Las Positas was a “black command” site, meaning that the teams worked together with emergency medical services (EMS) personnel. In the second scenario at the campus, SWAT teams would integrate with their medical team who would work with them at the next site in Dublin.

“Urban Shield was developed by our sheriff eight years ago. The first year was strictly law enforcement,” said Sgt. Scott Sorenson, the site two director. “So we added EMS and then we added fire, all that stuff added together where we all learned to work together.”

Travis County from Texas had the fastest time going up on day one, taking just under six minutes. Most teams sent their best climbers up the rope and averaged six to seven minutes to finish the first part of the course.

After finishing the rappel course, teams would gear up and head down to the 4000 building to enter the site two. Once inside the teams would learn of the second exercise: dignitary protection.

The scenario was based loosely on what happened in Arizona on Jan. 8, 2011 when Representative Gabrielle Giffords and 20 others were shot in a Safeway parking lot.

In the training scenario, the teams were reacting to an assault on a judge speaking at the main theater of the college. There were gunmen in the theater as well as injured spectators.

After making sure the gunmen were no longer a threat the SWAT teams would bring in EMS to help with triage and getting the spectators out of the theater.
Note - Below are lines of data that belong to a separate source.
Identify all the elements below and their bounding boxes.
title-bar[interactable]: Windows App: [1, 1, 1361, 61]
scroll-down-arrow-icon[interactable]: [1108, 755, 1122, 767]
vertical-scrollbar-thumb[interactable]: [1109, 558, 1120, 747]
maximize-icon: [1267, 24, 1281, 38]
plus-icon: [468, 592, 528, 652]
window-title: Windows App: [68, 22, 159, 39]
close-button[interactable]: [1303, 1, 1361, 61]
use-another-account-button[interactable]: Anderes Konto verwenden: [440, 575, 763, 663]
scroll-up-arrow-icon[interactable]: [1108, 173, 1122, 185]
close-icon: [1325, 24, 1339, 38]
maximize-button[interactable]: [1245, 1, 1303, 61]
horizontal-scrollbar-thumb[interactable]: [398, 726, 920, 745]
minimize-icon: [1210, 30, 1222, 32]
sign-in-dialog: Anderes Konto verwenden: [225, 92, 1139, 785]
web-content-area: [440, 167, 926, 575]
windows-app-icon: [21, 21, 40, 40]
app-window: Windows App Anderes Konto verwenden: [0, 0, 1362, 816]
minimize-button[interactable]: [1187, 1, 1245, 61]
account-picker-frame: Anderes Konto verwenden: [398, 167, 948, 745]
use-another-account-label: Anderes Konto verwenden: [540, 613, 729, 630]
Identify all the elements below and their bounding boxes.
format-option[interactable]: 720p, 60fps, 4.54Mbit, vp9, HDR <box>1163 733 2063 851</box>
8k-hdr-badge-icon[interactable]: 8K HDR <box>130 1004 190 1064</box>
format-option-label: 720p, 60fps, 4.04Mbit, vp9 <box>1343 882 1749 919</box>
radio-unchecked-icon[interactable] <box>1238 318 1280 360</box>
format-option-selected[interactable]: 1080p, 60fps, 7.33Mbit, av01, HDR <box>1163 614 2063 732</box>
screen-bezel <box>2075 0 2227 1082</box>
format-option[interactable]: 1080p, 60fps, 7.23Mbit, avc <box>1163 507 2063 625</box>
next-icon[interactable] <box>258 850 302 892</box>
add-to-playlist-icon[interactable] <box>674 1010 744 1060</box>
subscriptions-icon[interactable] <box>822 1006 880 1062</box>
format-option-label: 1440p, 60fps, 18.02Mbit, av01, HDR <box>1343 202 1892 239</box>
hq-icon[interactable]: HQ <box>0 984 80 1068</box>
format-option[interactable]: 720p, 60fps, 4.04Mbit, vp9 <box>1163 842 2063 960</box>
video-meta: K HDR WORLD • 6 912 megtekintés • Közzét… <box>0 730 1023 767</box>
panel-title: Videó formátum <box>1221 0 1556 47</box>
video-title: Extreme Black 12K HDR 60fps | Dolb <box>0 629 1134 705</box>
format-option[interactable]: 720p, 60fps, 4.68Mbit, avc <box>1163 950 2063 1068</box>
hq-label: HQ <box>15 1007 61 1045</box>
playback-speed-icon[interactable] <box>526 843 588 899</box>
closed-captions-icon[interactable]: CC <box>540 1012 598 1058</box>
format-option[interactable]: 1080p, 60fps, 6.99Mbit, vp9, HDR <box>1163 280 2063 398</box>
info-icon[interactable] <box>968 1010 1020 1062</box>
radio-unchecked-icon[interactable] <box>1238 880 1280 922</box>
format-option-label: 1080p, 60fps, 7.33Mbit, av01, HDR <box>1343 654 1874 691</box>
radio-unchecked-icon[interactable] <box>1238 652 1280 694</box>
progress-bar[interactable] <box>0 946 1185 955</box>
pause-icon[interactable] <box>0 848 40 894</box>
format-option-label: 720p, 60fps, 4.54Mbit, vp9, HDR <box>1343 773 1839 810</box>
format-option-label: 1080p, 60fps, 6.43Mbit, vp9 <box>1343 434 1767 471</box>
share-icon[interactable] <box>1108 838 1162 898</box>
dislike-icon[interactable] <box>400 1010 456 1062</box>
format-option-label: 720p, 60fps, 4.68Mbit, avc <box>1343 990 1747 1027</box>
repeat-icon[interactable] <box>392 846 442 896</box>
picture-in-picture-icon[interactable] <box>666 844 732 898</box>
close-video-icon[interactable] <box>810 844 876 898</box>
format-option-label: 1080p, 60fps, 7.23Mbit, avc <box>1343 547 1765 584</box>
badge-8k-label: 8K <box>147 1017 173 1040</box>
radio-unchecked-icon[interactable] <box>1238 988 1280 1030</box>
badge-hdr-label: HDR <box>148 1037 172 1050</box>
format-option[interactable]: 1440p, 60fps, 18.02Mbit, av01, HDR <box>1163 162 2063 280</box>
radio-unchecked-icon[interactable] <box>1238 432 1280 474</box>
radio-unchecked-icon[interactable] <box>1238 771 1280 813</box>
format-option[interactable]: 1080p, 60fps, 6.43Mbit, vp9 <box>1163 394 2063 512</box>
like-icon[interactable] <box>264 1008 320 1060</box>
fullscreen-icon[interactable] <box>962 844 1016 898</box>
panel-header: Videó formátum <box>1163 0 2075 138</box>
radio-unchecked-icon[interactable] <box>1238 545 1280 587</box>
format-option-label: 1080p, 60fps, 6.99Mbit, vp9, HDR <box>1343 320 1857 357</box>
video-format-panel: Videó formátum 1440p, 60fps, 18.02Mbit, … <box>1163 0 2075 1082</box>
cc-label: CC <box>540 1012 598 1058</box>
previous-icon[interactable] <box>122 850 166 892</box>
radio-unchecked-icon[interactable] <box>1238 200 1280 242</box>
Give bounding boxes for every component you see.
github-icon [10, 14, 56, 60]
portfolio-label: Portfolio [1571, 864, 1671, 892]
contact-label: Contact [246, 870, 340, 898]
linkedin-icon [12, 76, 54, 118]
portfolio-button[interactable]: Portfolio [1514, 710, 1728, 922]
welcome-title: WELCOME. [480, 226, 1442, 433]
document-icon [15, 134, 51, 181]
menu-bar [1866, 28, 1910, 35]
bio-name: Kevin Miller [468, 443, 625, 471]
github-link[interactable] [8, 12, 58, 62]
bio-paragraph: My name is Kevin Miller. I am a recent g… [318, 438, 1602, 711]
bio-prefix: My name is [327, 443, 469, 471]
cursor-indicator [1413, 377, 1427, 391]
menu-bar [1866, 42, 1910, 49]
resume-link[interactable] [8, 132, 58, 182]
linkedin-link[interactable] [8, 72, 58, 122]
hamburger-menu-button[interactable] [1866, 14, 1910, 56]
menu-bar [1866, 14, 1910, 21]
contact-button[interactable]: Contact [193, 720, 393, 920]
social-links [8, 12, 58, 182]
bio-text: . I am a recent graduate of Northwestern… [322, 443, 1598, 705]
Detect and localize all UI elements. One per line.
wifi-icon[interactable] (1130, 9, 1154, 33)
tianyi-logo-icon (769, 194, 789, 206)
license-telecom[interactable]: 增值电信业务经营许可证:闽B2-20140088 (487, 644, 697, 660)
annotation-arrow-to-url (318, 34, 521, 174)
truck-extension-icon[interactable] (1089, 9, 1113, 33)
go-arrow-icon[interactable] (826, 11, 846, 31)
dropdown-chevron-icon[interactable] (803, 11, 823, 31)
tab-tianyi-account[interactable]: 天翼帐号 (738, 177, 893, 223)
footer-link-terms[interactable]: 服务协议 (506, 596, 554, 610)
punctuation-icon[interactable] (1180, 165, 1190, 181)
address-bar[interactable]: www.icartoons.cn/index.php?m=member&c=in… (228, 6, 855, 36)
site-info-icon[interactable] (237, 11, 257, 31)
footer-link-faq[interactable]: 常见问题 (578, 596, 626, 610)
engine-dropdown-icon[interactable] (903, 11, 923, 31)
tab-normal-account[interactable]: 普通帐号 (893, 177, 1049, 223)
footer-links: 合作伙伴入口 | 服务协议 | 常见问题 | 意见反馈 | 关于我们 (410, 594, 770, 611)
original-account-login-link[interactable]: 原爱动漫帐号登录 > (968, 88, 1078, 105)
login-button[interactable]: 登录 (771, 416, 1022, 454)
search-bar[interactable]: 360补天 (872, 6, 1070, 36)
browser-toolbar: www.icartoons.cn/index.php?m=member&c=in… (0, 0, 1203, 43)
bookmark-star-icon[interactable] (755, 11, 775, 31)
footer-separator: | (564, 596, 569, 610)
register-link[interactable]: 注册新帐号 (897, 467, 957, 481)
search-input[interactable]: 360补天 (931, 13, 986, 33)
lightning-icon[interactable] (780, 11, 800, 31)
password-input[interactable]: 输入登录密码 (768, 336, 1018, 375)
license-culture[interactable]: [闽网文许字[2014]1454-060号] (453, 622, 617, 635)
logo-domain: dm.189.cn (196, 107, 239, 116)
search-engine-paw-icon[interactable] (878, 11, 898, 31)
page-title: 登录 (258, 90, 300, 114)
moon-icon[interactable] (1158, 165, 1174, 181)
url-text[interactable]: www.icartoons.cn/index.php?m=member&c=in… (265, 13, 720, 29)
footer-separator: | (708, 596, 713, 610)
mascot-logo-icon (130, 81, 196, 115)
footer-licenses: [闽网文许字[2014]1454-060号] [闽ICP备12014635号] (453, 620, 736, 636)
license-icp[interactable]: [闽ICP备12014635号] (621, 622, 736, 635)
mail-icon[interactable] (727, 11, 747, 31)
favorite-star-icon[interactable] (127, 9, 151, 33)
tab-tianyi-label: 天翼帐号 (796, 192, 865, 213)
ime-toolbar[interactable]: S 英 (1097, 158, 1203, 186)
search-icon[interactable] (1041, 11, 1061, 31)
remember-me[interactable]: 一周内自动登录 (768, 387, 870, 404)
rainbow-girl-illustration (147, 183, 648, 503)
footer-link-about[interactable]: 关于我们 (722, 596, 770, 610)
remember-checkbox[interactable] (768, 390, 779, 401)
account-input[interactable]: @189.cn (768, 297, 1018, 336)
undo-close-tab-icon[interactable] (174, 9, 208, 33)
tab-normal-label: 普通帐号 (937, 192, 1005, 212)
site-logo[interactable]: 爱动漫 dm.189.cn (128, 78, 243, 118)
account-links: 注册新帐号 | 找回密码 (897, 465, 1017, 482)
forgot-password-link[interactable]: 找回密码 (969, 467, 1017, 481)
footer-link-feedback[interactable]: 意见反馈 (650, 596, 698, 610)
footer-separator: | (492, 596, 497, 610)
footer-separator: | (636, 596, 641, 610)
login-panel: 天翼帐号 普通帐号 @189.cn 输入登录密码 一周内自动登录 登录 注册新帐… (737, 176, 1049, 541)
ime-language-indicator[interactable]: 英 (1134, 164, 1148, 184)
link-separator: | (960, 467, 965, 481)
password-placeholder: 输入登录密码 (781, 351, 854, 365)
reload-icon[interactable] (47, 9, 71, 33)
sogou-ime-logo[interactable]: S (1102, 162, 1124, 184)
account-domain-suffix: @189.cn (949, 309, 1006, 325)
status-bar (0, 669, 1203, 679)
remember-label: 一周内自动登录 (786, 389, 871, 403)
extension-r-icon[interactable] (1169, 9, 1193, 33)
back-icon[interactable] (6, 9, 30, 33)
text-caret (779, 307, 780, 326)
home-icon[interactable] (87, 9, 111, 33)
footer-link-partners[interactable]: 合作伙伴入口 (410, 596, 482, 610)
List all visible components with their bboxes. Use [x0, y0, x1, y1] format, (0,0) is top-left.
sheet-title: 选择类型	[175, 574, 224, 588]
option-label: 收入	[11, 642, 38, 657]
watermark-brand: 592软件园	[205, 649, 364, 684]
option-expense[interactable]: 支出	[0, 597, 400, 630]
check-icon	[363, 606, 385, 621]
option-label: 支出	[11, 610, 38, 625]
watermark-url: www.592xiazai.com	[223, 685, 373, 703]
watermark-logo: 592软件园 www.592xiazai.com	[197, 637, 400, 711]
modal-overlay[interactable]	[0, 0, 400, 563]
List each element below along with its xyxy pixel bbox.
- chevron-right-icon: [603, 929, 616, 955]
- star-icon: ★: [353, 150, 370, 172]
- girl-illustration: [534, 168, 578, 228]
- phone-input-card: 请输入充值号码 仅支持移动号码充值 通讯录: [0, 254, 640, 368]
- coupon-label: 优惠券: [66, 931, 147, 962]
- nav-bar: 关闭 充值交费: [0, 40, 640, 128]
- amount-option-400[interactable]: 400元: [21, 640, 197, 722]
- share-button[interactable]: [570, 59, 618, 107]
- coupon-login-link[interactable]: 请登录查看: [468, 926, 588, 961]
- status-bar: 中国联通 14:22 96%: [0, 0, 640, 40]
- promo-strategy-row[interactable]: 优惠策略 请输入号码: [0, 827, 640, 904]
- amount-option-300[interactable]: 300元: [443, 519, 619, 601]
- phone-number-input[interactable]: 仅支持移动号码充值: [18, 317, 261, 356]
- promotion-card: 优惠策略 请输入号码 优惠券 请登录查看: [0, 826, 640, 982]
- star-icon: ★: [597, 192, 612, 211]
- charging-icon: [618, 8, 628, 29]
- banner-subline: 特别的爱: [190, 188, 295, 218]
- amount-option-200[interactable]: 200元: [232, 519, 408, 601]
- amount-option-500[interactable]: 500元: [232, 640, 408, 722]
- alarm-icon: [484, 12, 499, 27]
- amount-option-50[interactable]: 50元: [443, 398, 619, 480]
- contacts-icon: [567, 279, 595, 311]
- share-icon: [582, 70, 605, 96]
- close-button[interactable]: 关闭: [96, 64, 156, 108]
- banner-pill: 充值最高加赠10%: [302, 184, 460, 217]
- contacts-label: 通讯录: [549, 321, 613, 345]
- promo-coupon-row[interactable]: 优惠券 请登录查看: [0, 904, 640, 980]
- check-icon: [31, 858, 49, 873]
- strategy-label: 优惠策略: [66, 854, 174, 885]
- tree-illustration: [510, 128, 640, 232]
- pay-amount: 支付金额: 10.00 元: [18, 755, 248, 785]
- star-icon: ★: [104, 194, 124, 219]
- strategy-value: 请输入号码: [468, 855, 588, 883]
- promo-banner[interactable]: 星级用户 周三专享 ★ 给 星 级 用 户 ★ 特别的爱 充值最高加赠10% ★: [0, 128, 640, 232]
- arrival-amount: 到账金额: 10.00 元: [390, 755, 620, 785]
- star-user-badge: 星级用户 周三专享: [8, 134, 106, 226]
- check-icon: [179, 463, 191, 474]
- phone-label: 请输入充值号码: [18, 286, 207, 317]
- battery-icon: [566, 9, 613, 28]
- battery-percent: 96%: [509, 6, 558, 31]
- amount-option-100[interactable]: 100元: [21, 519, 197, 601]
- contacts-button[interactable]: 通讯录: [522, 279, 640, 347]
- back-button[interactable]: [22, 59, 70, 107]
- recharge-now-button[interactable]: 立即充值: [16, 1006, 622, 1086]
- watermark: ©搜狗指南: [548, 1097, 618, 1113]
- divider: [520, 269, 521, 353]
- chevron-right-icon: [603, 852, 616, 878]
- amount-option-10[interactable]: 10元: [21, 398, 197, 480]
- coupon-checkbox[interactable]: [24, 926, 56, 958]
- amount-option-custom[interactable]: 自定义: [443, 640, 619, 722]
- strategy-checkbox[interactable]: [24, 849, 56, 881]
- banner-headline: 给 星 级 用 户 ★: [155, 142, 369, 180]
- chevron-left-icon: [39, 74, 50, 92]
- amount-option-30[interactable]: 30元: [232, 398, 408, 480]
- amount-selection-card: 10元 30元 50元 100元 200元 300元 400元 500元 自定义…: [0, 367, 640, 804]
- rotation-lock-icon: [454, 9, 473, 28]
For the EMS teams they were given a chance to work closely with teams in a scenario that they were not used to with new tools they may not have.

“This is stuff we don’t deal with every day,” said Ryan, an EMS coordinator who asked for his last name to be withheld. “We usually deal with a patient by patient basis versus 30 people down here screaming at you. It also training for the SWAT teams to learn how to provide protection for the EMS teams.”

The scenario that was planned out gave everyone involved a chance to learn about the campus and how to deal with the scenario. It was designed to give them a chance to learn rather than learning at an actual event.

“What I liked about it was that the teams were able to get something from this,” said Sean Prather, Campus Safety Supervisor. “What a better place to do it than a place of higher education? To me it is a natural fit.”